A The Studio of Arts and Sciences provides a good summary of Solving DNS & Email Server Validation Problems that is cached here:

Solving DNS & Email Server Validation Problems

Is my DNS a Mess ...?       Most Probably, Yes!

 

Surveys Show that 80% of DNS Domain Name Servers are Misconfigured.

Chances are high that many email messages are blocked... or possibly lost forever.... without mail administrators being any the wiser.

This article shows you how to analyse and solve most DNS related MTA configuration problems

Original source for this article is BIND8 for NT and other sites by Len Conrad... on how to build and configure, relay-only mail hubs for aggressive anti-spam defense with increased reliabiilty and throughput. This is just a re-hash of what you will find there.
 

How to stop DNS from Blocking Valid EMail Delivery



Until IP Version 6 becomes widely implemented, validation of email connection will (mostly) remain dependent on the current Domain Name Service (DNS).

Growing popularity of Mail Tranfser Agents (MTA) such as postfix, by Wietse Venema and IBM, qmail, and sendmail is partly due to their capacity to validate any other mail servers who wish to send them mail.

Validation helps reduce the volume of Unsolicited Bulk Email (UBM or SPAM) with enhanced security, efficiency and reliability for Internet mail services in general.

Using postfix as as example, just take a look at one set of such validation options:

"Postfix Configuration - UCE Controls"

... to see how these MTA's can really slam shut the mail door to any but the most trustworthy and identifiable mail servers.

How DNS Queries are used to Validate SMTP Clients

Take a moment to look at at this portion of an Ipswitch Imail SMTPD server log. The log shows what information is provided by the SMTP client that is trying to send email to our SMTPD server:



Figure 1:

[ Figure 1 ]

Armed with our log information, let's consider the validation procedures that various mail servers will run against our (and our hosted clients') attempts to send mail?

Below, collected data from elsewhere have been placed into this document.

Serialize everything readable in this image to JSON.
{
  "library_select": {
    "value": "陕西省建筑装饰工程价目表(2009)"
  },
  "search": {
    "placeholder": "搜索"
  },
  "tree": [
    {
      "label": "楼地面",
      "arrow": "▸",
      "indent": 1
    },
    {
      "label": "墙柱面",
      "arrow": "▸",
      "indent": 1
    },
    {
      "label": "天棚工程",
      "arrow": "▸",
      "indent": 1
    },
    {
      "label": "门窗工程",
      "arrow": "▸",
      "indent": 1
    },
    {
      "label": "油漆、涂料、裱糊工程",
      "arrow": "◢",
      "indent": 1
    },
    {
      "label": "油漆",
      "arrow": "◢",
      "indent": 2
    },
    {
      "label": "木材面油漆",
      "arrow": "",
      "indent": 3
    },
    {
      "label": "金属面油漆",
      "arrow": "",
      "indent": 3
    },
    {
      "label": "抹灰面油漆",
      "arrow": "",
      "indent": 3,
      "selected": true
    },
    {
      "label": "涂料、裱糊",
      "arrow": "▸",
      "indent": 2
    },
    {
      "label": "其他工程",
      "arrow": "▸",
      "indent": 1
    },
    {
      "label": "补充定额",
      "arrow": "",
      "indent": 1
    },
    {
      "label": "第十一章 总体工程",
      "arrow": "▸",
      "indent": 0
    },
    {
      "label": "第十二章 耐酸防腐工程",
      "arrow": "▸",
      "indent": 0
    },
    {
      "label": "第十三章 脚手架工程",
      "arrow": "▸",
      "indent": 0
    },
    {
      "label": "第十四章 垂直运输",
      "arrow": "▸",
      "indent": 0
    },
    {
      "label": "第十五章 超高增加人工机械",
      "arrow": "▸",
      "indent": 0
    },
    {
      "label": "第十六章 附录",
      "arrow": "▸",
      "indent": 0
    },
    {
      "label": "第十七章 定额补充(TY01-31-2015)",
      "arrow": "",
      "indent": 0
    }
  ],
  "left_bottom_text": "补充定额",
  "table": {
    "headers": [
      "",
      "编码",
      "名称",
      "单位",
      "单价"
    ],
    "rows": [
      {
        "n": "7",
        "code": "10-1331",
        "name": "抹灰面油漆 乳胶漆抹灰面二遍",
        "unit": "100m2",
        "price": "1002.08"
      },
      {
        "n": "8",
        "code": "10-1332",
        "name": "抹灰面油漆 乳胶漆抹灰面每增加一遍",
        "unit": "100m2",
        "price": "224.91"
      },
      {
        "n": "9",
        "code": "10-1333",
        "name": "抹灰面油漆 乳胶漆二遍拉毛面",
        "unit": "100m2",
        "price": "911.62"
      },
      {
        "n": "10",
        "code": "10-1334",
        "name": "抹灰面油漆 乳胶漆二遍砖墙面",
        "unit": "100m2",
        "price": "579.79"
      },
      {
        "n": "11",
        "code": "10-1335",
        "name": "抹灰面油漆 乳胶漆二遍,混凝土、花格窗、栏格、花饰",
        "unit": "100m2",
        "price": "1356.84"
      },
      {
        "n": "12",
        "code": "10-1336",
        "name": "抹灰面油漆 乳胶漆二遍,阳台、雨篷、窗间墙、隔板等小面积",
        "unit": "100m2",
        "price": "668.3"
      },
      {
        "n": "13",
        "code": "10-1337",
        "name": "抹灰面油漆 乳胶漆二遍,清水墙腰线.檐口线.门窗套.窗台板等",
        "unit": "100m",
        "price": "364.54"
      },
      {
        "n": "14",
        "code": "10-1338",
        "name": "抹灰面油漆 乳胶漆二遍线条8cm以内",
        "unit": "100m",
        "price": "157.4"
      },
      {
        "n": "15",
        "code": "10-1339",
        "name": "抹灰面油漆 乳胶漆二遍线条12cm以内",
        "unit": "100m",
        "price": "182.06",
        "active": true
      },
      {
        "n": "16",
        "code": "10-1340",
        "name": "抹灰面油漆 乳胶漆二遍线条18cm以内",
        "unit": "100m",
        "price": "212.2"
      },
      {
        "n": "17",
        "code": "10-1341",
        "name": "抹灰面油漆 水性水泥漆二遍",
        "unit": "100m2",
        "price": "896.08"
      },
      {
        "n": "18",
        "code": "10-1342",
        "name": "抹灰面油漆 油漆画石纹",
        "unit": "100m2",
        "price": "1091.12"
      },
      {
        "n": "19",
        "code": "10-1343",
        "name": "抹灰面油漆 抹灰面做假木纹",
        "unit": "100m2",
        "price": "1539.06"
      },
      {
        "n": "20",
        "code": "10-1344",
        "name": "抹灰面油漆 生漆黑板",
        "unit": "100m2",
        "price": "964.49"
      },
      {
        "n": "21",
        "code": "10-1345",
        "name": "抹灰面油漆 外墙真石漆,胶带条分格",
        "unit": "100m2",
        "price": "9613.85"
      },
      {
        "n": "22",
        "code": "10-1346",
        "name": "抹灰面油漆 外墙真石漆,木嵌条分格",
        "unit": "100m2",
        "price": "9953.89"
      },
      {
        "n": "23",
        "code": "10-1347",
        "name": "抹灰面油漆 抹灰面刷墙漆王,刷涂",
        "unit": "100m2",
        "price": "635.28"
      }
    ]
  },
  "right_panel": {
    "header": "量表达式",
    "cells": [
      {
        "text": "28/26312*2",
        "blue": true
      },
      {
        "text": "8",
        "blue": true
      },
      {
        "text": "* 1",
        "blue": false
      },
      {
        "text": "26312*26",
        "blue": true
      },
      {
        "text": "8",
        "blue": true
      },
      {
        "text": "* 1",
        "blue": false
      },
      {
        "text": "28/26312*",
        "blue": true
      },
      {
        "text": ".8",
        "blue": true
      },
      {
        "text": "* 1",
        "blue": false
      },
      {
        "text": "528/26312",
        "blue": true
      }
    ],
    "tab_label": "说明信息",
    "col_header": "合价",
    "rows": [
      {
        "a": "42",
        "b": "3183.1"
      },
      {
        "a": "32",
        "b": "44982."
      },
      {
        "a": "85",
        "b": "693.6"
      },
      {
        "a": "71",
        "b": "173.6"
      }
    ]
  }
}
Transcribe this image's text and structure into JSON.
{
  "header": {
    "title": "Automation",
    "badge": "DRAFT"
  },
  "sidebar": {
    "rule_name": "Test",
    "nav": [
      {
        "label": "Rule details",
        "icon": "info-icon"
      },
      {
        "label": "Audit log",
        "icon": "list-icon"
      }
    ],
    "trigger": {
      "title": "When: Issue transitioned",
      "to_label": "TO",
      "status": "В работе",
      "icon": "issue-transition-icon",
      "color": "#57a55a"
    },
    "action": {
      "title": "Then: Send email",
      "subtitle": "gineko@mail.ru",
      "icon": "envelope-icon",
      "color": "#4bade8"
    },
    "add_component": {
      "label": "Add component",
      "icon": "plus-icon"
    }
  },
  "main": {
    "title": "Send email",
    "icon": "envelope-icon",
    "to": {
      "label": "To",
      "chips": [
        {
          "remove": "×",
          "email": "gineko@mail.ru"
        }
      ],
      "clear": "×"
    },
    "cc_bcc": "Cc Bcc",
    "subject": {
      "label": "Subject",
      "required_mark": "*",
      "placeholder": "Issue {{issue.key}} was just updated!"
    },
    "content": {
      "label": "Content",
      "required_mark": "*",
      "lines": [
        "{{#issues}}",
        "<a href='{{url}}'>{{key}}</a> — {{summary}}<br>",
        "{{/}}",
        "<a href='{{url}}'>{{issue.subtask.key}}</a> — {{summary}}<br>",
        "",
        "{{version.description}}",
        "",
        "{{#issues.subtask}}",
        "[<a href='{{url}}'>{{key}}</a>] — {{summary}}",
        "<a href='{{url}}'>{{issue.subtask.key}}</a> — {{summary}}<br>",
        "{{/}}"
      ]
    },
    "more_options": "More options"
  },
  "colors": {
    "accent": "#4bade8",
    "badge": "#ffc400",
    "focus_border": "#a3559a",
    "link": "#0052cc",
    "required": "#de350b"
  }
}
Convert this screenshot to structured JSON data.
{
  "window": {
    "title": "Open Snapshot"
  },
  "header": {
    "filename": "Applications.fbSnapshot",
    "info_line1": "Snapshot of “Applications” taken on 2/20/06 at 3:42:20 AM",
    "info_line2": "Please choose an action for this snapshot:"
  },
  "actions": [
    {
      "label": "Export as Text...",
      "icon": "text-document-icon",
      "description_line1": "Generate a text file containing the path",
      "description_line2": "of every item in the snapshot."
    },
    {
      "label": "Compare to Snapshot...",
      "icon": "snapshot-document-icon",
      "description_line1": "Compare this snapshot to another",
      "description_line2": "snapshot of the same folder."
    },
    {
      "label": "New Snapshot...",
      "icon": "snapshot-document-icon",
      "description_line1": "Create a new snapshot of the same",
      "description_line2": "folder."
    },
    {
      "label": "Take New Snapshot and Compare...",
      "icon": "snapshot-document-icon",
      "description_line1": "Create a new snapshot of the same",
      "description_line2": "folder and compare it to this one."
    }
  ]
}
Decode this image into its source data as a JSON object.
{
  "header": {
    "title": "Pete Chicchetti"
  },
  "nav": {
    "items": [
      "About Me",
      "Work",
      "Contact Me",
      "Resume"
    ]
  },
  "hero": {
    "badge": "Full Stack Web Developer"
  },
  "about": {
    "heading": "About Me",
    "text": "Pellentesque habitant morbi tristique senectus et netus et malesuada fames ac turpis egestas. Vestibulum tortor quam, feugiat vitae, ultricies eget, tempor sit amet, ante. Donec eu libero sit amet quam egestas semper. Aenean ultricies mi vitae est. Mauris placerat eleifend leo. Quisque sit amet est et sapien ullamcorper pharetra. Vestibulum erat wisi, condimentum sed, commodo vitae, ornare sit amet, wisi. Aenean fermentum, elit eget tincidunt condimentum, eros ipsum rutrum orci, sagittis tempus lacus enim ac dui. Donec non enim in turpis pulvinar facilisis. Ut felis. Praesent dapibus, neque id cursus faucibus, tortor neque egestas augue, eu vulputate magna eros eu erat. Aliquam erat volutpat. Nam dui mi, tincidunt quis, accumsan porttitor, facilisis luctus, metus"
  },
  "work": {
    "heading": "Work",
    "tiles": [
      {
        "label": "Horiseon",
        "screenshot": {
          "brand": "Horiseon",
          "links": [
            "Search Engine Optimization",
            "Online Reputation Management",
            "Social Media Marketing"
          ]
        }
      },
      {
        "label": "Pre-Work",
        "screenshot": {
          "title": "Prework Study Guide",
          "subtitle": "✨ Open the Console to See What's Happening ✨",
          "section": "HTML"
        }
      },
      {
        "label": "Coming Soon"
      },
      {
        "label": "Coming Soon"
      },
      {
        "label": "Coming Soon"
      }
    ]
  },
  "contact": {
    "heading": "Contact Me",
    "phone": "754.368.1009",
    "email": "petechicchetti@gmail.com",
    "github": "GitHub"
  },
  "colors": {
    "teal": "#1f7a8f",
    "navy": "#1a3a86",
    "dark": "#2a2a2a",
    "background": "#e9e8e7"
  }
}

DNS Authentication Tests Run by Email Servers:

Validating the ip address of the SMTP client:

  1. Query DNS for the PTR record of ip address (reverse lookup)

  2. Does the PTR record for this ip exist?
    If NO: then reject the mail.

  3. Does the PTR record refer to the HELO/EHLO hostname?
    If NO: then reject the mail.

  4. Does the ip address's PTR hostname have an A record??
    If NO: then reject the mail.

  5. Does the ip address's PTR hostname have an MX record??
    If NO: then reject the mail.

  6. Is the ip address in Mail-Abuse.org's MAPS (or similar) databases of black-holes, open-relays, or dial-ups?
    If YES: then reject the mail.

  7. Is the DNS reverse delegation valid and/or correct?
    If NO: then reject the mail.


Validating the HELO/EHLO hostname information:
  1. Does the hostname resolve to an DNS A or MX record? [3]
    If NO: then reject the mail.

  2. Is the hostname a FQHN: Fully Qualified Host Name ?
    If NO: then reject the mail.

  3. If there is an A record, is that ip address in one of the MAPS databases for black-holes, open-relays, or dial-ups?
    If YES: then reject the mail.


Validating the MAIL FROM: @sender.domain information:
  1. Does sender.domain resolve to a DNS A or MX record?
    If NO: then reject the mail.

  2. Is sender.domain a FQHN: Fully Qualified Host Name ?
    If NO: then reject the mail.

  3. If there is an A record, is the ip address listed in databases of black-holes, open-relays, or dial-ups?
    If YES: then reject the mail.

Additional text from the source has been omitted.